Sector overlay (pluggable): health → Joint Commission responsible-AI + CHAI model cards; finance → model-risk-management (SR 11-7); etc. Overlays add domain controls without changing the three-lens core.


Cost & Efficiency — the AI-Tokenomics dimension

Governance is usually sold as risk. But the same discipline that de-risks AI is what makes it cheap and fast — you can't right-size models you haven't inventoried, or cut waste you haven't measured. So govrn carries a cost & efficiency dimension that turns governance into a saver. (Proof: Cloudflare runs 130,000 AI code reviews across 5,000 codebases at ~$1/review — via exactly these controls.)

domain control what it checks signal
model-right-sizing Model-tier appropriateness frontier models used only where they earn it; workhorse / lightweight tiers assigned by task complexity assessment
token-spend Cost & usage visibility token cost per model and per workflow tracked; cost-per-value attributable monitored
context-efficiency Context & caching discipline prompts/context engineered to avoid waste; caching used; oversized inputs excluded assessment
risk-tiered-compute Compute scaled to stakes low-risk tasks get cheap/small models; the full pipeline is reserved for high-stakes assessment
resilience-cost Model fallback & provider failover graceful degradation across model tiers/providers (availability + cost) monitored

This dimension reuses the AI-BOM (model inventory) and extends it with cost — so it costs little to add and pays for itself. It brings the CFO/CTO to the table: govrn governs AI from security to performance.

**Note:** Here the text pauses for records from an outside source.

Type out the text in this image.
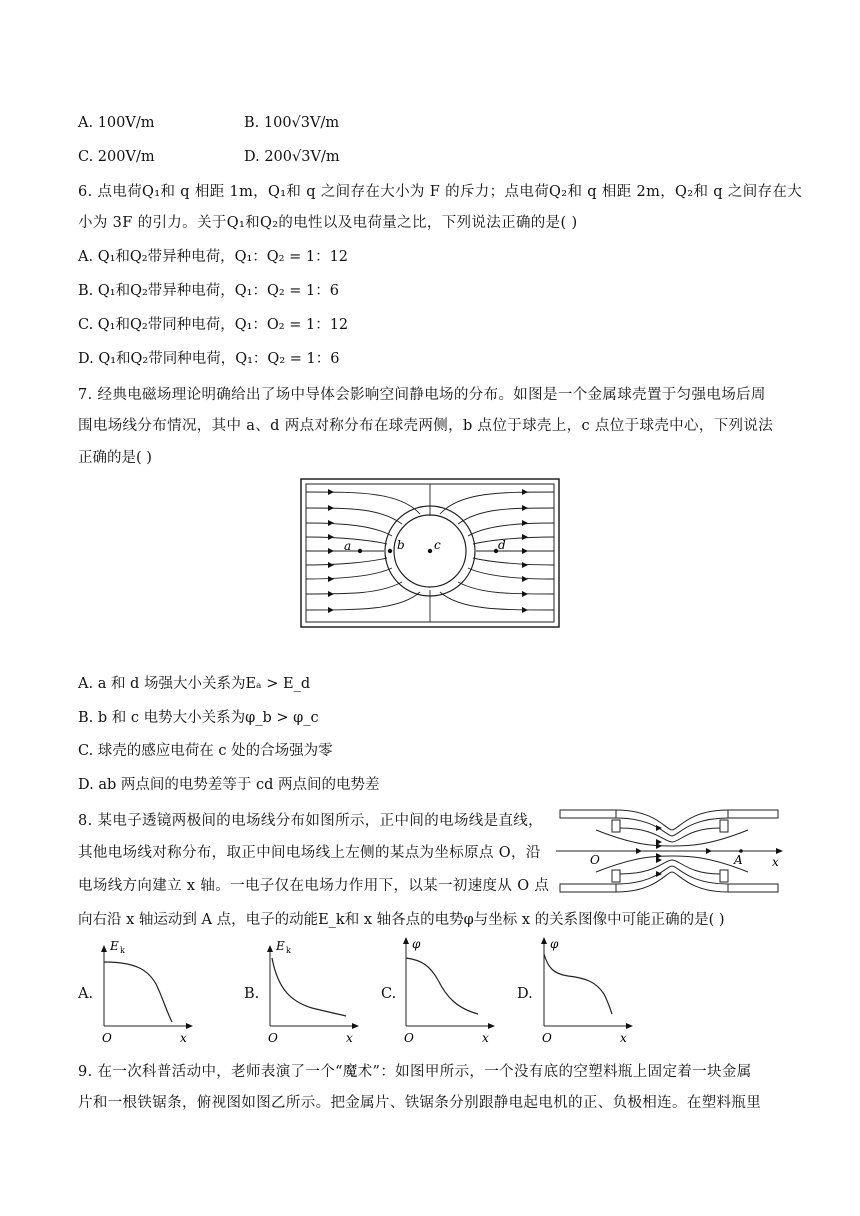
A. 100V/m	B. 100√3V/m
C. 200V/m	D. 200√3V/m
6. 点电荷Q₁和 q 相距 1m，Q₁和 q 之间存在大小为 F 的斥力；点电荷Q₂和 q 相距 2m，Q₂和 q 之间存在大
小为 3F 的引力。关于Q₁和Q₂的电性以及电荷量之比，下列说法正确的是( )
A. Q₁和Q₂带异种电荷，Q₁：Q₂ = 1：12
B. Q₁和Q₂带异种电荷，Q₁：Q₂ = 1：6
C. Q₁和Q₂带同种电荷，Q₁：O₂ = 1：12
D. Q₁和Q₂带同种电荷，Q₁：Q₂ = 1：6
7. 经典电磁场理论明确给出了场中导体会影响空间静电场的分布。如图是一个金属球壳置于匀强电场后周
围电场线分布情况，其中 a、d 两点对称分布在球壳两侧，b 点位于球壳上，c 点位于球壳中心，下列说法
正确的是( )
a	b c	d
A. a 和 d 场强大小关系为Eₐ > E_d
B. b 和 c 电势大小关系为φ_b > φ_c
C. 球壳的感应电荷在 c 处的合场强为零
D. ab 两点间的电势差等于 cd 两点间的电势差
8. 某电子透镜两极间的电场线分布如图所示，正中间的电场线是直线，
其他电场线对称分布，取正中间电场线上左侧的某点为坐标原点 O，沿
电场线方向建立 x 轴。一电子仅在电场力作用下，以某一初速度从 O 点
向右沿 x 轴运动到 A 点，电子的动能E_k和 x 轴各点的电势φ与坐标 x 的关系图像中可能正确的是( )
O	A x
A.
E k
O	x
B.
E k
O	x
C.
φ
O	x
D.
φ
O	x
9. 在一次科普活动中，老师表演了一个“魔术”：如图甲所示，一个没有底的空塑料瓶上固定着一块金属
片和一根铁锯条，俯视图如图乙所示。把金属片、铁锯条分别跟静电起电机的正、负极相连。在塑料瓶里
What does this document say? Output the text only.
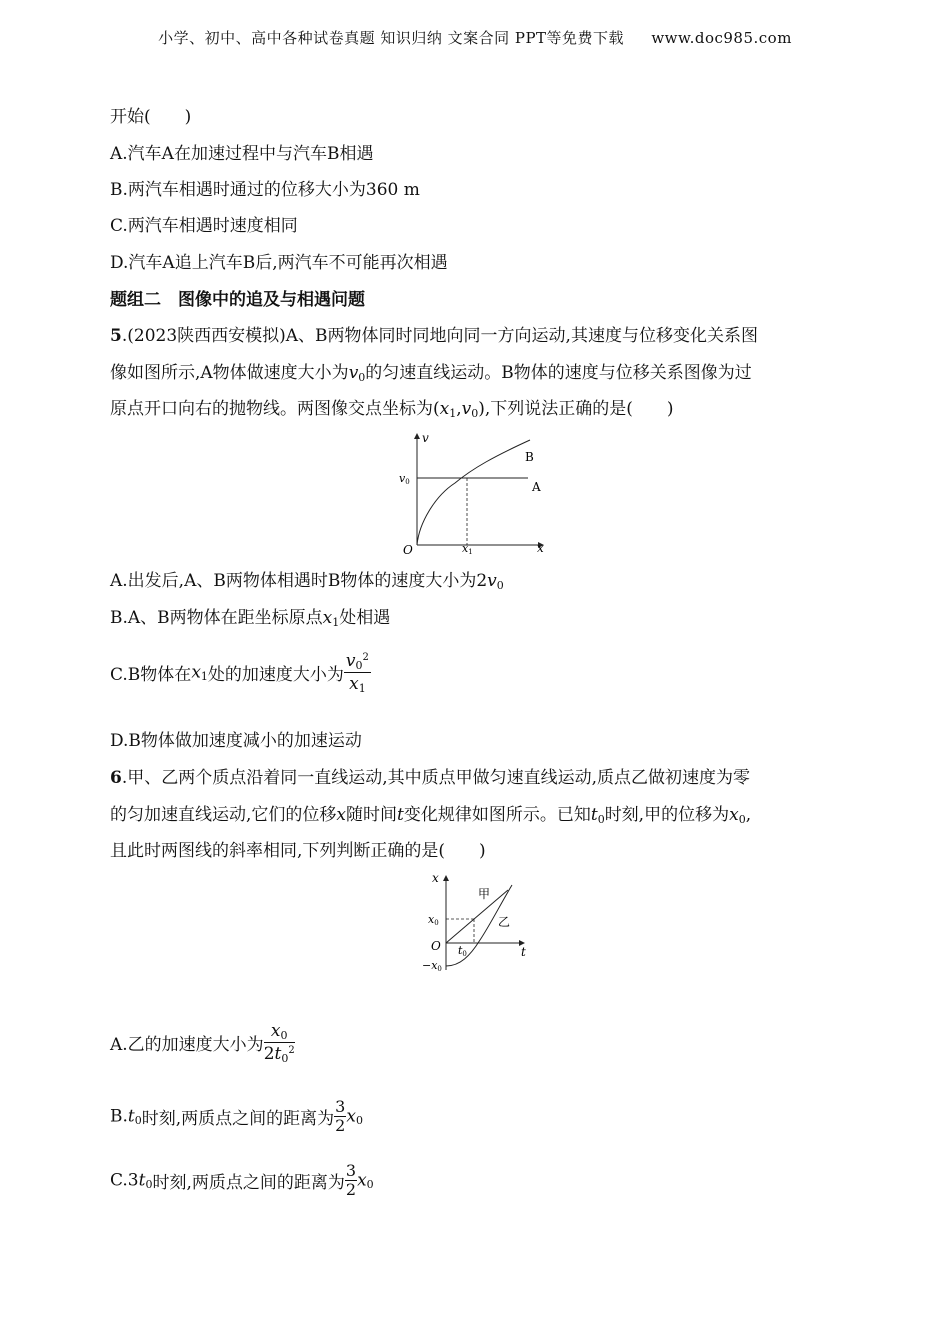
小学、初中、高中各种试卷真题 知识归纳 文案合同 PPT等免费下载 www.doc985.com
开始(　　)
A.汽车A在加速过程中与汽车B相遇
B.两汽车相遇时通过的位移大小为360 m
C.两汽车相遇时速度相同
D.汽车A追上汽车B后,两汽车不可能再次相遇
题组二　图像中的追及与相遇问题
5.(2023陕西西安模拟)A、B两物体同时同地向同一方向运动,其速度与位移变化关系图
像如图所示,A物体做速度大小为$v_0$的匀速直线运动。B物体的速度与位移关系图像为过
原点开口向右的抛物线。两图像交点坐标为$(x_1,v_0)$,下列说法正确的是(　　)
v
v0
B
A
O	x1	x
A.出发后,A、B两物体相遇时B物体的速度大小为$2v_0$
B.A、B两物体在距坐标原点$x_1$处相遇
C.B物体在$x_1$处的加速度大小为 $\frac{v_0^2}{x_1}$
D.B物体做加速度减小的加速运动
6.甲、乙两个质点沿着同一直线运动,其中质点甲做匀速直线运动,质点乙做初速度为零
的匀加速直线运动,它们的位移x随时间t变化规律如图所示。已知$t_0$时刻,甲的位移为$x_0$,
且此时两图线的斜率相同,下列判断正确的是(　　)
x
甲
乙
x0
O t0	t
−x0
A.乙的加速度大小为 $\frac{x_0}{2t_0^2}$
$B.t_0$时刻,两质点之间的距离为 $\frac{3}{2} x_0$
$C.3t_0$时刻,两质点之间的距离为 $\frac{3}{2} x_0$
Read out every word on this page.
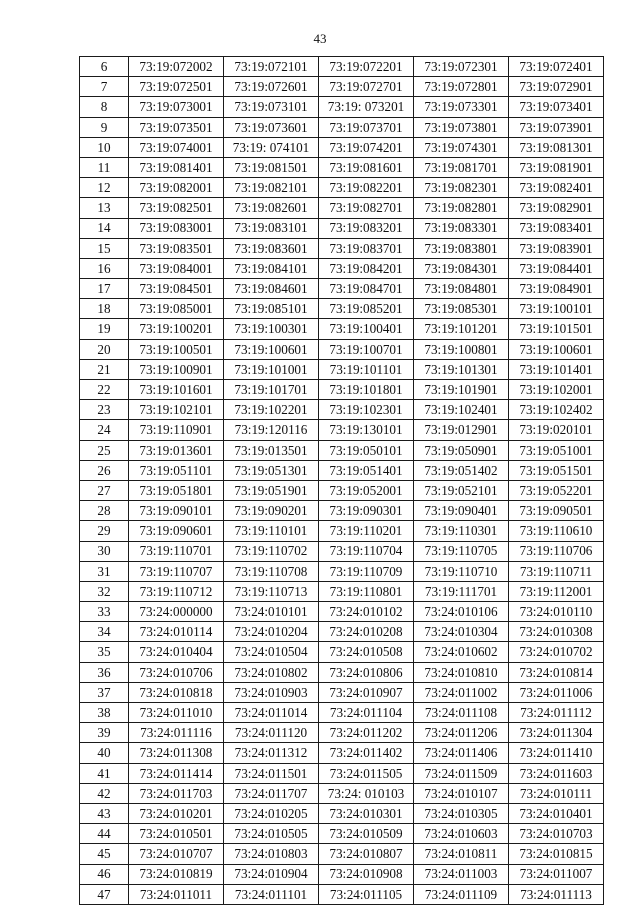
43
6	73:19:072002	73:19:072101	73:19:072201	73:19:072301	73:19:072401
7	73:19:072501	73:19:072601	73:19:072701	73:19:072801	73:19:072901
8	73:19:073001	73:19:073101	73:19: 073201	73:19:073301	73:19:073401
9	73:19:073501	73:19:073601	73:19:073701	73:19:073801	73:19:073901
10	73:19:074001	73:19: 074101	73:19:074201	73:19:074301	73:19:081301
11	73:19:081401	73:19:081501	73:19:081601	73:19:081701	73:19:081901
12	73:19:082001	73:19:082101	73:19:082201	73:19:082301	73:19:082401
13	73:19:082501	73:19:082601	73:19:082701	73:19:082801	73:19:082901
14	73:19:083001	73:19:083101	73:19:083201	73:19:083301	73:19:083401
15	73:19:083501	73:19:083601	73:19:083701	73:19:083801	73:19:083901
16	73:19:084001	73:19:084101	73:19:084201	73:19:084301	73:19:084401
17	73:19:084501	73:19:084601	73:19:084701	73:19:084801	73:19:084901
18	73:19:085001	73:19:085101	73:19:085201	73:19:085301	73:19:100101
19	73:19:100201	73:19:100301	73:19:100401	73:19:101201	73:19:101501
20	73:19:100501	73:19:100601	73:19:100701	73:19:100801	73:19:100601
21	73:19:100901	73:19:101001	73:19:101101	73:19:101301	73:19:101401
22	73:19:101601	73:19:101701	73:19:101801	73:19:101901	73:19:102001
23	73:19:102101	73:19:102201	73:19:102301	73:19:102401	73:19:102402
24	73:19:110901	73:19:120116	73:19:130101	73:19:012901	73:19:020101
25	73:19:013601	73:19:013501	73:19:050101	73:19:050901	73:19:051001
26	73:19:051101	73:19:051301	73:19:051401	73:19:051402	73:19:051501
27	73:19:051801	73:19:051901	73:19:052001	73:19:052101	73:19:052201
28	73:19:090101	73:19:090201	73:19:090301	73:19:090401	73:19:090501
29	73:19:090601	73:19:110101	73:19:110201	73:19:110301	73:19:110610
30	73:19:110701	73:19:110702	73:19:110704	73:19:110705	73:19:110706
31	73:19:110707	73:19:110708	73:19:110709	73:19:110710	73:19:110711
32	73:19:110712	73:19:110713	73:19:110801	73:19:111701	73:19:112001
33	73:24:000000	73:24:010101	73:24:010102	73:24:010106	73:24:010110
34	73:24:010114	73:24:010204	73:24:010208	73:24:010304	73:24:010308
35	73:24:010404	73:24:010504	73:24:010508	73:24:010602	73:24:010702
36	73:24:010706	73:24:010802	73:24:010806	73:24:010810	73:24:010814
37	73:24:010818	73:24:010903	73:24:010907	73:24:011002	73:24:011006
38	73:24:011010	73:24:011014	73:24:011104	73:24:011108	73:24:011112
39	73:24:011116	73:24:011120	73:24:011202	73:24:011206	73:24:011304
40	73:24:011308	73:24:011312	73:24:011402	73:24:011406	73:24:011410
41	73:24:011414	73:24:011501	73:24:011505	73:24:011509	73:24:011603
42	73:24:011703	73:24:011707	73:24: 010103	73:24:010107	73:24:010111
43	73:24:010201	73:24:010205	73:24:010301	73:24:010305	73:24:010401
44	73:24:010501	73:24:010505	73:24:010509	73:24:010603	73:24:010703
45	73:24:010707	73:24:010803	73:24:010807	73:24:010811	73:24:010815
46	73:24:010819	73:24:010904	73:24:010908	73:24:011003	73:24:011007
47	73:24:011011	73:24:011101	73:24:011105	73:24:011109	73:24:011113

Scoring (per-lens posture)

Each lens produces a 0–100 posture score from its ControlAssessment records (see src/scoring.ts): pass=100, partial=50, fail=0, not-assessed excluded but surfaced as coverage-gap. Lens score = mean of assessed controls; overall = weighted mean (weights tenant-configurable). The dashboard shows three lens scores + coverage so a buyer sees both how they're doing and how much isn't yet watched.

Maturity honesty (Richard's "honesty is the moat")

  • monitored = a real continuous signal exists and re-scores the control.
  • assessment = graded during an engagement; goes stale until re-assessed.
  • manual = human attestation; no automated signal yet.

Shadow-AI discovery, agentic monitoring, and live red-team signals are early — they ship labeled assessment/manual and graduate to monitored as connectors are built (docs/ROADMAP.md). We never render a manual control as if it were live.

How this sells (assessment → AIaaS)

  1. Engagement (one-time, ~$50K): run all three lenses → deliver the inventory, capability map, disposition, roadmap plus the AI-governance posture nobody else is giving them. The AI lens is the wedge.
  2. Platform (recurring, AIaaS): the same controls go live on the dashboard; monitoring keeps them current; monthly/yearly fee buys updates, new connectors, enhancements, maintenance. The deliverable stays alive instead of dying — that's the recurring value and the confidence the CTO is buying.